Last Saturday night found me where I seem to end up once or twice a month – tending bar at the Warren Cultural Center in nearby Greenfield. It’s a volunteer gig. My contribution to the center, a wonderful addition to the local arts scene.
According to the State of Iowa, I am officially qualified to serve liquor. I have a certificate to prove it and everything. Friends and family have suggested I hang it in my kitchen near the island where the drinkers hover during gatherings.
Saturday’s event was the Annual Iowa Aviation Hall of Fame Banquet. It’s a major affair. The Hall of Fame is housed at the Iowa Aviation Museum north of Greenfield, one of the area’s many attractions. For several years I volunteered to write the induction copy, and the stories are fascinating.
This year’s inductees were the three Iowa members of the Doolittle Raiders. On April 18, 1942, 80 men flew the dangerous mission to bomb Tokyo. Sixteen B-25 bombers made the flight. Most did not return.
The mission was a turning point in the Pacific Theater, proving to the Japanese high command the islands were not impenetrable, and giving the American forces a morale boost that set the stage for the Battle of Midway.
The Doolittle Raiders volunteered for the mission, showing bravery in the face of what was most certainly a suicide mission.

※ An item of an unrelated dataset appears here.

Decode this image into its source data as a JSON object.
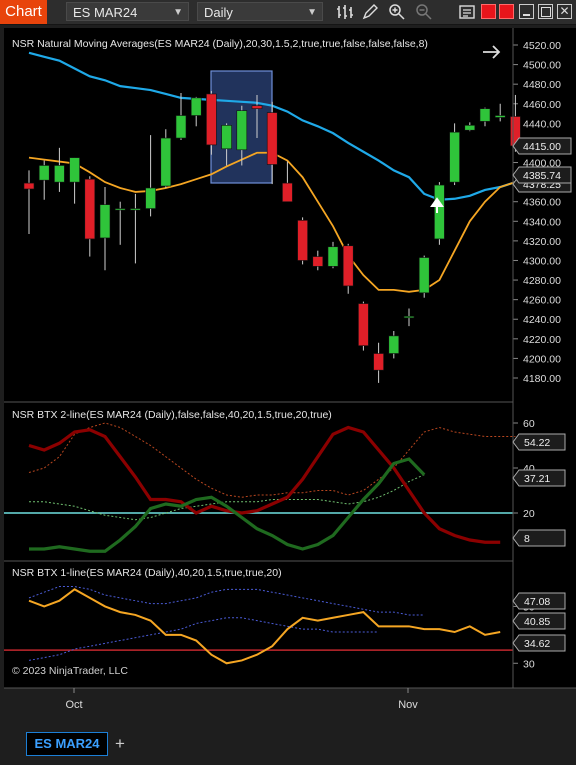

The Iowans in the squad were Sgt. William Dieter, Cpl. Leland Faktor and Col. Charles Greening. The awards were presented to several of their family members present for the event, as were military and civilian dignitaries.
Guests mingled in the gallery, then heard the tale and honored the brave men while dining on Iowa beef and chicken and drinking Iowa wines in the beautifully restored Cultural Center auditorium. It was a wonderful night.
This Saturday I will be back at the center, participating as one of the artists in an Artist Showcase. The center includes Ed & Eva’s, one of the outlets for my photos. The store features the work of nearly 100 Iowa artists.
Several Greenfield businesses will hold open houses that day, ending with dancing to the Waukee Big Band at the Cultural Center. (You can even take dancing lessons prior to the main show.)
The weekend will also include a Holiday Boutique at the Henry A. Wallace Country Life Center (out of town the other direction.) The center is home to the quickly-becoming-well-known Gathering Table Restaurant that features food grown on-site in the acres of vegetable gardens.
That’s just this weekend.
Thanksgiving weekend there will be a lighted parade, and then I will join several other locals on the Cultural Center’s stage for a local Christmas talent show. Saturday there will be a craft show at the fair grounds.
The next weekend, chocolate rules with the Chocolate Affair and “Death by Chocolate,” a dinner theater production by the local theater group, the Cumberland Rose Players.
There is a point to all this promotional rambling, besides pointing out all the opportunities for local Christmas shopping. This is four consecutive weekends 10 miles from my home.
And this doesn’t account for school events, other restaurants and bars, the bowling alley or the movie theater – all in a county of 8,000 people.
Someone said to me not long ago they couldn’t live in a small town because there is nothing to do.
That, my friends, is simply not true.